About.com Rating 5 Star Rating


Storyteller: The Authorized Biography of Roald Dahl
© Simon and Schuster
Simon and Schuster, December 2010

It's no small feat to write about such a complex person as Roald Dahl - and Storyteller is no small book. Weighing in at 2.5 pounds and 660 pages, this fascinating authorized biography is worth every word. Roald Dahl was a larger-than-life person, and Donald Sturrock writes about him with a sure hand. It's hard to be objective about someone who was widely considered both blunt to the point of rudeness and as fanciful and unguarded as a child, but Sturrock achieves it. Just when the reader is beginning to think Dahl is unpleasantly stubborn and pompous, some delightful bit of his writing or a kind act tips the balance again. The choices that Sturrock makes as a biographer help us see the full range of a man who often found the adult world confining.

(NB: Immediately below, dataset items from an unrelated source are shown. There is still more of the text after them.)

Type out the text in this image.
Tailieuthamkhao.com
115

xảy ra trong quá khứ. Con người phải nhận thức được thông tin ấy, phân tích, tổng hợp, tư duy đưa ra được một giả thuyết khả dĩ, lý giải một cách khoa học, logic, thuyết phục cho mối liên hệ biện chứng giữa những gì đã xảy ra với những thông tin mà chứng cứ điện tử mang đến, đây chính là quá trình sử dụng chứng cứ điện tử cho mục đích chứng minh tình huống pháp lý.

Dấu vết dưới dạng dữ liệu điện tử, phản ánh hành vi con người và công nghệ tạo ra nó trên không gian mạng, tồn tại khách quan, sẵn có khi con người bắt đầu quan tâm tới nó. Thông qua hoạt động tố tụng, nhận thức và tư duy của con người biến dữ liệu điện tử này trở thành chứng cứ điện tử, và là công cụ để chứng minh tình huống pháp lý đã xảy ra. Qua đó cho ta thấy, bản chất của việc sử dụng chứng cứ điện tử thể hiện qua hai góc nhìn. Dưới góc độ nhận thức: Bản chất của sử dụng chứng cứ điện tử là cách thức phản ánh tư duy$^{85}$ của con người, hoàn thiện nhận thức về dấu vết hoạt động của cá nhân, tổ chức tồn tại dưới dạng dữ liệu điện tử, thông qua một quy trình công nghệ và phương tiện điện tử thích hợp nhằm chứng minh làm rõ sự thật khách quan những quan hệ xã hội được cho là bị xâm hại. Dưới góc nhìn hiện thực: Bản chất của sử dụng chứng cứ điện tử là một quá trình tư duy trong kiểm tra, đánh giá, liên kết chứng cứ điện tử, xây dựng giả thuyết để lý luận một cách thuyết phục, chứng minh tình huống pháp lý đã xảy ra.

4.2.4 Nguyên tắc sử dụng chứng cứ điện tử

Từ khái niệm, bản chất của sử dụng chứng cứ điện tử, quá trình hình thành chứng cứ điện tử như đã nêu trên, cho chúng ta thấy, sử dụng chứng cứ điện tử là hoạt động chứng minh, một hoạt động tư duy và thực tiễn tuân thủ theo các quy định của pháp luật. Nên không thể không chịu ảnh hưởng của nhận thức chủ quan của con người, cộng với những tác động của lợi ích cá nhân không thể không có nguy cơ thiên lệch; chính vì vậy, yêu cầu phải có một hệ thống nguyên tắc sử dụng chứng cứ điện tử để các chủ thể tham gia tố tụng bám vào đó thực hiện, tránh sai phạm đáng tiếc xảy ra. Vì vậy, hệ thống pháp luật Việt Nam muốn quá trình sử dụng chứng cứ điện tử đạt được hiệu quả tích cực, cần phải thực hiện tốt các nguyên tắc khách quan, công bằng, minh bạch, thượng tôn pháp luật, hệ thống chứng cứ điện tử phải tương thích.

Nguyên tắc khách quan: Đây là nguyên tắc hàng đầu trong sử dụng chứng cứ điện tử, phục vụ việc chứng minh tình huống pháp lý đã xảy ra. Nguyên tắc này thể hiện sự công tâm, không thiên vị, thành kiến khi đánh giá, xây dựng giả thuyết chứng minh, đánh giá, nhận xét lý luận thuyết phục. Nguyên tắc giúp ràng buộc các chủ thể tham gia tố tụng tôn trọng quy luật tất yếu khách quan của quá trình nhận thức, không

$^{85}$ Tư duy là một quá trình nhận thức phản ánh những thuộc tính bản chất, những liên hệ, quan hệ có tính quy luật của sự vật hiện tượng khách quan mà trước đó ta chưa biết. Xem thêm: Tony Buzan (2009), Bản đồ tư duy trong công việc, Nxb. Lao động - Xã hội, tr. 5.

As a young man, Dahl worked for Shell Oil and spent a year in East Africa. Then he made the fateful decision to join the British RAF. He was a natural flyer and loved the adventure of swooping all alone in the tiny cockpit. However, during Dahl's first sortie into a field of war, he missed the coordinates for his destination and had to make a forced landing. The plane hit a boulder and Dahl was smashed into the front of the canopy, his skull fractured. A fellow pilot stayed with him all night, and he recovered, but suffered long-term physical effects. Dahl spent the rest of his life wishing he were flying.
Roald Dahl's writing career was, like the rest of his life, tempestuous. His first story, which he wrote during his job as a British diplomat to the United States, began as "Gremlin Lore" and interested Walt Disney. He began writing screenplays, drawing on his RAF experiences. Meanwhile, he was tapped as a British spy. A book of short stories went badly and he gave up for a while. In New York, he dated celebrities, including Patricia Neal. They got married quickly, moved to England, and had five children together. But catastrophe occurred. Their son Theo was badly injured when his pram was hit by a taxi. Then Dahl's favorite daughter, Olivia, died at age seven from the measles. Two years later, Pat had a stroke, but she was eventually able to return to acting. However, their long-strained marriage was further stressed when Roald fell in love with another woman and began an affair. The Dahls' marriage ended after almost thirty years. Roald and Liccy married and the rest of his life was dedicated to writing.

And what a writing career it was! Sturrock expertly weaves the stories of Dahl's masterpieces into the fabric of his life. Readers will love hearing about everything from Charlie's Chocolate Boy to the final book, Matilda. Dahl's devotion to plucky children who excel in a macabre world of absent parental figures is more than hinted at in his early reading list. His reading led to his writing, which was a window into his personality.
Sturrock compares Dahl to one of his characters, the beloved Willy Wonka: "He was capricious, entertaining, and brilliant. He was an adult, but one with the sensibilities of a child. He was devoid of sentimentality. He was funny. He was private. He was elusive. And he had a dark side... On the surface he could seem aloof, but underneath he had a kind heart." It meant the world to Dahl, as he neared death, to know that through storytelling he had touched the interior worlds of millions of children.